The important context behind all this is that we don't have the prescription data that would allow us to determine if compensation has any correlation/causation to prescribing practices. So the best we could do was use another public source of data to point out that the companies' claims that their financial relationships are reserved only for the most upstanding of doctors doesn't stand up to muster.
This is an angle that will not be automatically available or evident if and when the government publishes its official database. Because of the need to balance granularity of data with making a user-friendly interface, whatever the government creates will obscure some part of the larger picture. Even when given big data, journalists must continue to be vigilant and resourceful in analyzing it and systematically connecting the dots with out disparate data sources.
#1 Posted by Dan Nguyen, CJR on Fri 20 Jan 2012 at 01:12 PM
Thanks for the thoughtful comment about the complexity involved in making good use of Dollar for Docs, Dan. I've amended the column to mention your role in creating the database; apologies for the oversight.
#2 Posted by Curtis Brainard, CJR on Fri 20 Jan 2012 at 01:27 PM
Do you know if this disclosure rule will also include physicians who act as advisers in formulating treatment guidelines?
#3 Posted by Kat, CJR on Mon 23 Jan 2012 at 12:56 PM
Mr. Brainard,
You, or maybe the brave NY Times journalists, should have really investigated a little more. My father, now deceased, was a physician, and was regularly visited by 'detail men' -- drug company reps -- who would give him samples of their latest products and information on new products, along with promotional nick-nacks -- opens, note pads, etc.
My father always enjoyed their visits as a half-hour break from patients, and opportunity to get boxes of free sample sized products (which he could then pass on to his mostly poor patients).

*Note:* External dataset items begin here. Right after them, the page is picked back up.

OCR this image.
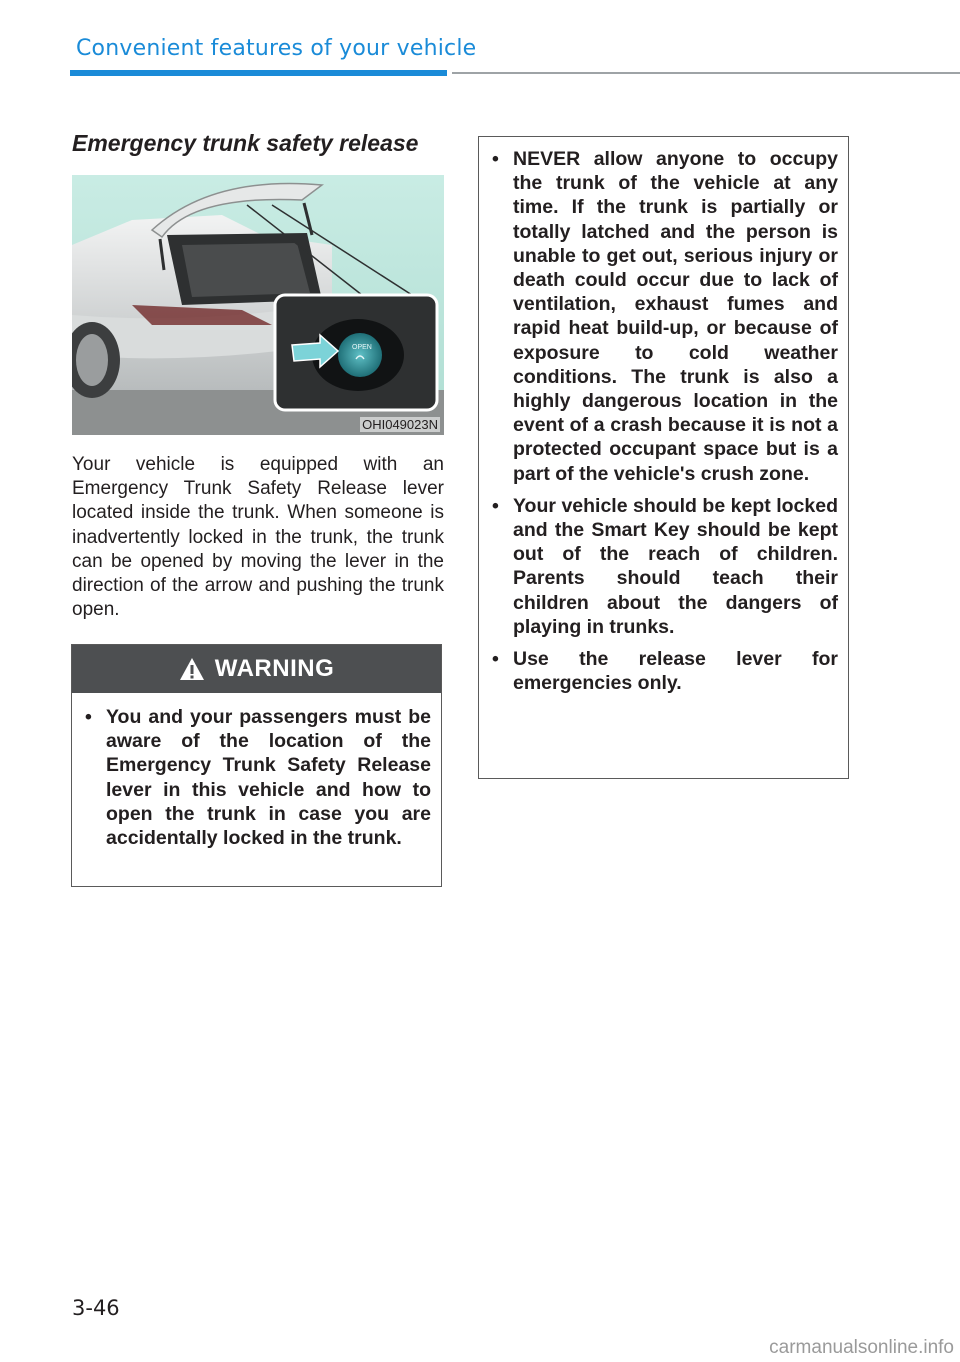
Convenient features of your vehicle
Emergency trunk safety release
OPEN
OHI049023N

Your vehicle is equipped with an Emergency Trunk Safety Release lever located inside the trunk. When someone is inadvertently locked in the trunk, the trunk can be opened by moving the lever in the direction of the arrow and pushing the trunk open.

WARNING
• You and your passengers must be aware of the location of the Emergency Trunk Safety Release lever in this vehicle and how to open the trunk in case you are accidentally locked in the trunk.
• NEVER allow anyone to occupy the trunk of the vehicle at any time. If the trunk is partially or totally latched and the person is unable to get out, serious injury or death could occur due to lack of ventilation, exhaust fumes and rapid heat build-up, or because of exposure to cold weather conditions. The trunk is also a highly dangerous location in the event of a crash because it is not a protected occupant space but is a part of the vehicle's crush zone.
• Your vehicle should be kept locked and the Smart Key should be kept out of the reach of children. Parents should teach their children about the dangers of playing in trunks.
• Use the release lever for emergencies only.
3-46
carmanualsonline.info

Nowadays, drug reps aren't called detail men, but they commonly come and make appointments with the secretaries to take the doctor to lunch (the doctor has to eat sometime, after all) at which the same old functions are performed -- doctor gets new info, free samples to give away to patients, and promotional nick-nacks.
None of this is nefarious at all. Does it influence the doctors choice of drugs? Probably, that's what advertising is designed to do, influence us (the consumers) to use one laundry soap over another -- neither of which is superior to the other, in most cases.
Does it cause doctors to use dangerous, untested drugs in untested ways? For the vast majority of doctors, I very much doubt it. And I don't think there is real evidence to the contrary. Certainly none is presented here.